Cirinnà: il Parlamento doveva lasciare la parola agli italiani

divorzio2Maggio 1974: a quattro anni dall’approvazione della legge sul divorzio, fu data la possibilità agli italiani di esprimersi in modo da risolvere una volta per tutte le tante controversie che avevano fatto seguito a quella novità normativa. I no vinsero con il 59,1% e il divorzio restò legge.

aborto1Maggio 1981: gli italiani tornano alle urne per il referendum abrogativo sulla legge 194 del 1978, quella sull’aborto. La percentuale dei no fu ben più ampia 88,4%. Sulla Cirinnà si sarebbe potuto fare lo stesso. Si sarebbe potuto avere quel coraggio che già negli anni ’70 la politica era stata capace di dimostrare portando nel Paese cambiamenti epocali.

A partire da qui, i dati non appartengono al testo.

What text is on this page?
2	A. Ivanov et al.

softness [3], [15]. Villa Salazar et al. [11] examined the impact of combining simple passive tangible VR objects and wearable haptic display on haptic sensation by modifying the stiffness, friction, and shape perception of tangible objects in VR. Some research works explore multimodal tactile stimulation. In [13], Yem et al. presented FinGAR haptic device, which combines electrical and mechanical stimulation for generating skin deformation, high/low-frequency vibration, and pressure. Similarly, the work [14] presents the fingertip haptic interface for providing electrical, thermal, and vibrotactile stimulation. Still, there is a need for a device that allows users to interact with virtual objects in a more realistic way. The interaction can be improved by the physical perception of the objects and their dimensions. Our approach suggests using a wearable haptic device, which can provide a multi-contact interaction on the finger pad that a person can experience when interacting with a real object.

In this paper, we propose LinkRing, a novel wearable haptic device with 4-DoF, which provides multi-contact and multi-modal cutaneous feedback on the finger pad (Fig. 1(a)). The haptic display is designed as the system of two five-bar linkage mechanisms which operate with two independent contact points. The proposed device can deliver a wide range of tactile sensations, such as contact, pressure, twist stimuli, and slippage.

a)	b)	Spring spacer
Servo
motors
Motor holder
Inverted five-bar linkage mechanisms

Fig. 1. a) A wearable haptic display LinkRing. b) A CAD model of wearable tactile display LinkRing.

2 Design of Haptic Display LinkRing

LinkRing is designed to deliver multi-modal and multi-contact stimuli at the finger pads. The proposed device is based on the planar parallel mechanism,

Quando le leggi, infatti, vanno a regolamentare aspetti della vita strettamente connessi all’etica, il Parlamento dovrebbe proiettare il Paese in avanti con una visione del futuro e allo stesso tempo essere capace di fare successivamente un passo indietro per lasciare la parola al Paese. Aspetti così delicati e allo stesso tempo pervasivi della vita di una nazione non possono essere decisi esclusivamente nelle stanza chiuse dei palazzi romani, da qualche centinaio di parlamentari, anche nel caso che questi ultimi fossero le migliori menti del Paese.

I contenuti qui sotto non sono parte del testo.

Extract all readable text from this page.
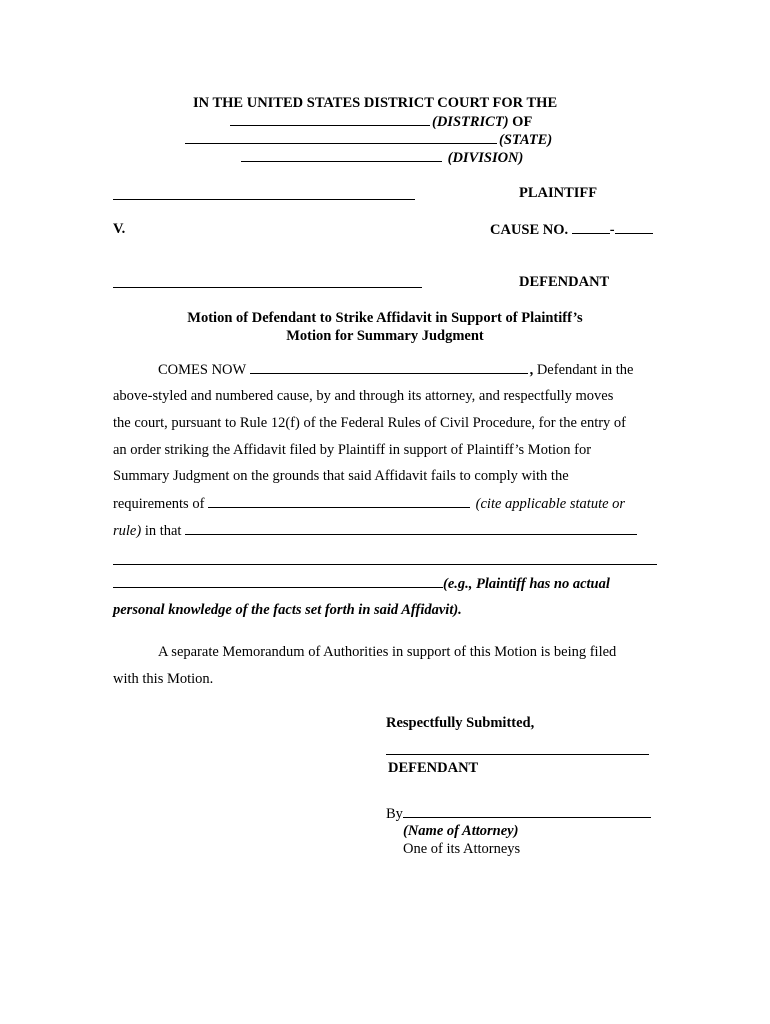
IN THE UNITED STATES DISTRICT COURT FOR THE
(DISTRICT) OF
(STATE)
(DIVISION)
PLAINTIFF
V.	CAUSE NO.	-
DEFENDANT
Motion of Defendant to Strike Affidavit in Support of Plaintiff’s
Motion for Summary Judgment
COMES NOW	, Defendant in the
above-styled and numbered cause, by and through its attorney, and respectfully moves
the court, pursuant to Rule 12(f) of the Federal Rules of Civil Procedure, for the entry of
an order striking the Affidavit filed by Plaintiff in support of Plaintiff’s Motion for
Summary Judgment on the grounds that said Affidavit fails to comply with the
requirements of	(cite applicable statute or
rule) in that
(e.g., Plaintiff has no actual
personal knowledge of the facts set forth in said Affidavit).
A separate Memorandum of Authorities in support of this Motion is being filed
with this Motion.
Respectfully Submitted,
DEFENDANT
By
(Name of Attorney)
One of its Attorneys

Non intendo entrare nel dibattito sul contenuto, ma sul metodo sì. La pancia e il cuore degli italiani andava ascoltata, anche perché la storia ha dimostrato come nel segreto dell’urna il Paese sa fare una scelta e anche netta. Nel segnare la croce sulla scheda elettorale si risponde solo a se stessi. Non all’immagine che vogliamo dare di noi a una cena o fra colleghi.

Non solo. L’aver escluso dal testo della legge la stepchild e, andando oltre, anche la questione dell’utero in affitto ha segnato una resa della politica alla magistratura. Un arretramento del potere legislativo rispetto al potere giudiziario. Invece di normare realtà già esistenti, si è lasciato decidere di volta in volta ai giudici su una coerenza legislativa forzata anche da leggi esistenti in altri Paesi.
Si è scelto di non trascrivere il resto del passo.